La Real Academia de la Lengua anuncia la aparición, en octubre, de la vigésima tercera edición de su Diccionario; por lo que anticipa, vuelve ser en un solo tomo seguramente poco manuable, porque eliminan unas cuantas palabras no en afán de ligereza ni de corrección, sino porque se usan poco; en cambio, agregan cinco mil definiciones más; vuelve a ser políticamente correcto, aunque no se autocensura, pues no quita palabras ofensivas (las palabras no son ofensivas, sino la intención con que se usen: madre no es mala palabra a menos que la anteceda un adjetivo ése sí cizañero [iba a decir cizañoso, pero en la XXII aún no está admitido]), pero aclara que son majaderas; hará convivir algunas con sus sustitutas complacientes, y caerá, seguramente en imprecisiones: en la edición vigente se dicen que modista es una mujer que posee una tienda de modas, y una persona que se dedica por oficio a crear prendas de vestir; modisto no es un hombre que posee una tienda de prendas de vestir, sólo un hombre que por oficio las diseña y confecciona; o sea que es un hombre, no una persona. Ya lo he dicho, pero no me canso de repetirlo: si es modisto porque es hombre, ¿por qué no hablan de futbolistos, beisbolistos, deportistos, dentistos, ensayistos?
                Además, ya tienen una mala, porque dicen, según las fuentes que anuncian esa nueva edición, que jonrón en un batazo tan fuerte que sale del campo (en el beisbol es parque, no campo) y le permite al que lo pegó recorrer las cuatro bases; además de que el Diccionario del Español de México ya trae esa definición, los académicos ignoran que aunque no salga del parque puede permitirle, por la fuerza y la colocación, recorrer las cuatro bases; se le llama jonrón de campo.
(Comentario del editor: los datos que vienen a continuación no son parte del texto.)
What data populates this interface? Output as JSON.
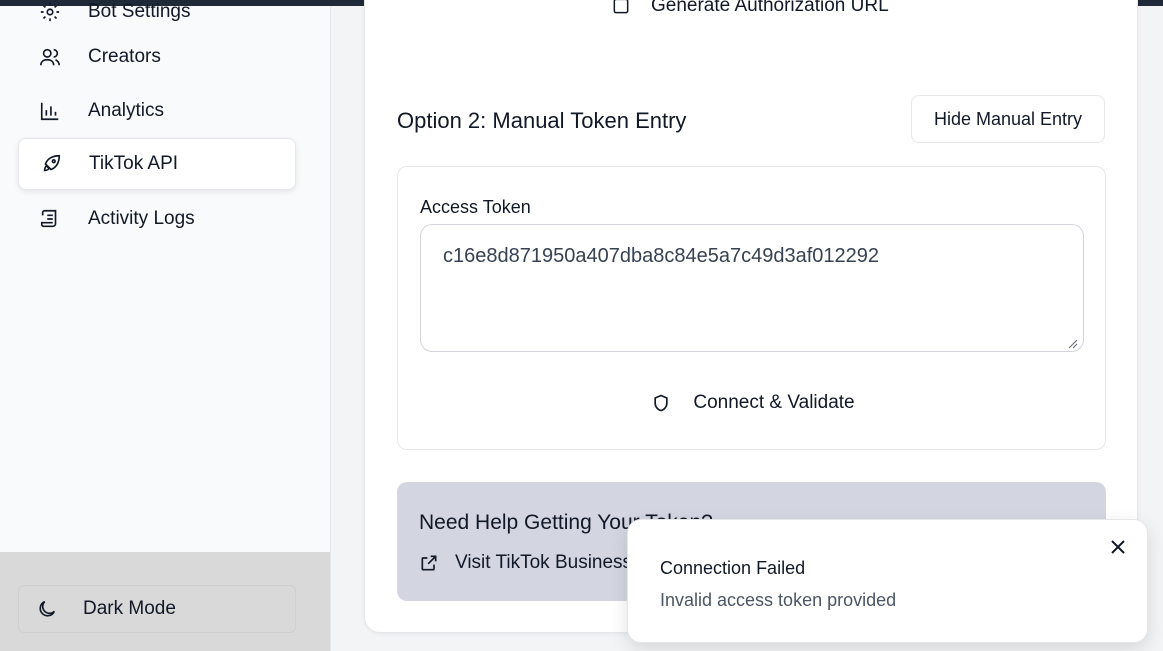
{
  "sidebar": {
    "items": [
      {
        "label": "Bot Settings",
        "icon": "gear-icon"
      },
      {
        "label": "Creators",
        "icon": "users-icon"
      },
      {
        "label": "Analytics",
        "icon": "bar-chart-icon"
      },
      {
        "label": "TikTok API",
        "icon": "rocket-icon",
        "active": true
      },
      {
        "label": "Activity Logs",
        "icon": "scroll-icon"
      }
    ],
    "dark_mode_label": "Dark Mode"
  },
  "main": {
    "generate_url_label": "Generate Authorization URL",
    "option_title": "Option 2: Manual Token Entry",
    "hide_button_label": "Hide Manual Entry",
    "token": {
      "label": "Access Token",
      "value": "c16e8d871950a407dba8c84e5a7c49d3af012292"
    },
    "connect_button_label": "Connect & Validate",
    "help": {
      "title": "Need Help Getting Your Token?",
      "link_label": "Visit TikTok Business"
    }
  },
  "toast": {
    "title": "Connection Failed",
    "message": "Invalid access token provided"
  },
  "colors": {
    "help_bg": "#d3d6e0",
    "sidebar_footer_bg": "#d9d9d9",
    "topbar": "#1f2937"
  }
}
Y quienes saben de beisbol conocen el jonrón de cuadro, de Babe Ruth, que pegó un batazo tan elevado que cuando cayó, él ya estaba barriéndose en home (¿cómo le llamarán los académicos?).

Grace Slick ha sido admirada por aquellos a quienes le gusta la música: su poderosa voz, su manera de cantar, su belleza, su picardía; es mejor su época en Jefferson Airplane que la de Jefferson Starship en su última etapa, y sus discos solistas son buenos a secas. Ahora, más cerca de los 70 que de los 60 años, sigue alegre, activa, con una vitalidad envidiable; y a diario nos muestra, a sus forofos, además de videos de sus piezas clásicas (casi todas) de su conjunto, y de otras muchas personalidades a las que admira, sigan vivas o no; Kate Bush también nos recuerda a cantantes a los que sigue y la entusiasman; Stevie Nicks a diario habla de sus pasiones, entre las que resalta a las hermanas Wilson; la violinista Stephanie Chase pone en las redes fragmentos de conciertos de músicos que la mantienen joven y entusiasta, y fue quien informó que Vanessa Mae iba a competir en los Juegos Olímpicos de Invierno, sin dejo de envidia, antes al contrario; Michael Tilson Thomas, director de la Sinfónica de San Francisco, al enlistar sus cinco piezas favoritas, pone en tercer lugar (después de unos lieders de Mahler y unas canciones de Webern), “A Day in the Life”, de Beatles. ¿Por qué los literatos, sin abandonar la crítica, no pueden dejarse de envidias y celos?

En aras de la no discriminación (perdón por la horrible sintaxis) y en épocas en que se exige igualdad de género, ¿van a prohibir “Los nenes con los nenas, las nenas con las nenas”, del Filósofo de Tabasco?